Here are the class notes for Tuesday, April 14. We discussed Andy diSessa's principle design approach.
- "Now what I have in mind is more a breadth of phenomenology than a depth."
- "But where invention and personal actions are the very core of the enterprise, such as in education, computer systems need to be more open."
- A diagram illustrating the relationship of language to concepts and experience.
"Now what I have in mind is more a breadth of phenomenology than a depth."
Tom cited this quote as somewhat reductionist in nature, and voiced the opinion that diSessa's actual treatment of the material seems to contradict the statement. The very dense reading gave Tom the impression that it was extremely detailed, and very deeply structured. This led us into a discussion about Andy diSessa's motives as a cognitive scientist and technological educator.
Mark stated the diSessa, being a cognitive scientist first and foremost, is concerned with the way learning happens. He would like to understand the long-term and far-ranging processes involved with a learner's cognition, rather than collecting painstakingly detailed data about the small aspects that make up these larger processes. But, Mark points out, one should not read diSessa and mistake the very focused nature of his writing for a great depth of detail. diSessa researches by long-term observation, and draws inferences about the process; he doesn't claim that this mode of observations yields much quantifiable data about discrete phenomena.

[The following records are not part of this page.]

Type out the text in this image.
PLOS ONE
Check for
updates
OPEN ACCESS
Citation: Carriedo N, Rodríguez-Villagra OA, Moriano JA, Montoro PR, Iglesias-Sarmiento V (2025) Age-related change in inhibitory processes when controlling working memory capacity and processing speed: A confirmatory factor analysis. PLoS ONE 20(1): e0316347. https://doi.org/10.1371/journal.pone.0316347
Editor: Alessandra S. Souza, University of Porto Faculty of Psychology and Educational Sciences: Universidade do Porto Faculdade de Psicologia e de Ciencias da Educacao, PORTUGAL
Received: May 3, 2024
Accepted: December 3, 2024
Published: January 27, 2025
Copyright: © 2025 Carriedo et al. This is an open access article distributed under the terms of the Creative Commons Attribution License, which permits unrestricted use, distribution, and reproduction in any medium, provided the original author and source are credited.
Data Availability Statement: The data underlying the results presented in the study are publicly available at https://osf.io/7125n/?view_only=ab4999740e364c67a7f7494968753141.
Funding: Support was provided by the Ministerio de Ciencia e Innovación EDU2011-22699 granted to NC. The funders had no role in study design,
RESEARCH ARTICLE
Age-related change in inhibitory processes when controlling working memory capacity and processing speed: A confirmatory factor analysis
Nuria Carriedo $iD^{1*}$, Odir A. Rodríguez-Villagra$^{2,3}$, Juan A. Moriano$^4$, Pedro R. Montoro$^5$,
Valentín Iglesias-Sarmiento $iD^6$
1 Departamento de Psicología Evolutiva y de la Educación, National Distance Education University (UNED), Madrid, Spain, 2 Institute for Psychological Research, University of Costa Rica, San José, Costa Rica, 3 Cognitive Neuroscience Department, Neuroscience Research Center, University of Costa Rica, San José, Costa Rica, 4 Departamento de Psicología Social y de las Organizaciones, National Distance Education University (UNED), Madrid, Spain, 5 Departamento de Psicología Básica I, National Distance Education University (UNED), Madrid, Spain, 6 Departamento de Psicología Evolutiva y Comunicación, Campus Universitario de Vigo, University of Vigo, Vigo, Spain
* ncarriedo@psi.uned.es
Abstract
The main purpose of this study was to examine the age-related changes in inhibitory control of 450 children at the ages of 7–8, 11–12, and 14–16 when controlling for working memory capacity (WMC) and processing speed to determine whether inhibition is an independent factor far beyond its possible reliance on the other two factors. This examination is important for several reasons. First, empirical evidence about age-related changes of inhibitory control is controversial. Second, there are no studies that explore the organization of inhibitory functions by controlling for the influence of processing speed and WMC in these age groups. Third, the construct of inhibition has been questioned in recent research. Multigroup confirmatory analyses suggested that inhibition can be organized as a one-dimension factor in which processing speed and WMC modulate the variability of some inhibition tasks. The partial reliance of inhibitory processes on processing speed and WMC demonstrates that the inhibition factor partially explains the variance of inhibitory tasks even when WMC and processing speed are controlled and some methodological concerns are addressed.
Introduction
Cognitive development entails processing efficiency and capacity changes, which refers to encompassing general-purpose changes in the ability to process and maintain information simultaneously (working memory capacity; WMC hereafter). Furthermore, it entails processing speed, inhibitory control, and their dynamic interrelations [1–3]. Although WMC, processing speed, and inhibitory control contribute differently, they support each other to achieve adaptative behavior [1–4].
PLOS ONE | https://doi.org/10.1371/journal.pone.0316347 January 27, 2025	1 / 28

Mark illustrated diSessa's ideas by discussing the Dyna-Turtle, (left) the original micro-world that diSessa created in Logo. A microworld is a world in which you remove all extraneous factors in order to look at a specific process. With the Dyna-Turtle, they sought to create a world uninhibited by the factors of the natural world (gravity, friction) that could illustrate some laws of Newtonian physics. The goal was to get the triangle Turtle, in a constant forward motion (path 1) into a box that was stationed perpendicular to the path of the turtle. What diSessa found was that those tested -- even physics graduate students -- often fell back on Aristotelian notions of physics to predict path that the turtle would take. The subjects incorrectly assumed that if they kicked the turtle when it was directly across from the box, that it would follow path 2. Of course, the forward momentum dictated that the turtle would actually follow a path diagonal to the box (path 3.) From data like this, diSessa draws large-scale inferences about such things as internalization of knowledge, rather than claiming specific knowledge about a particular phenomenon.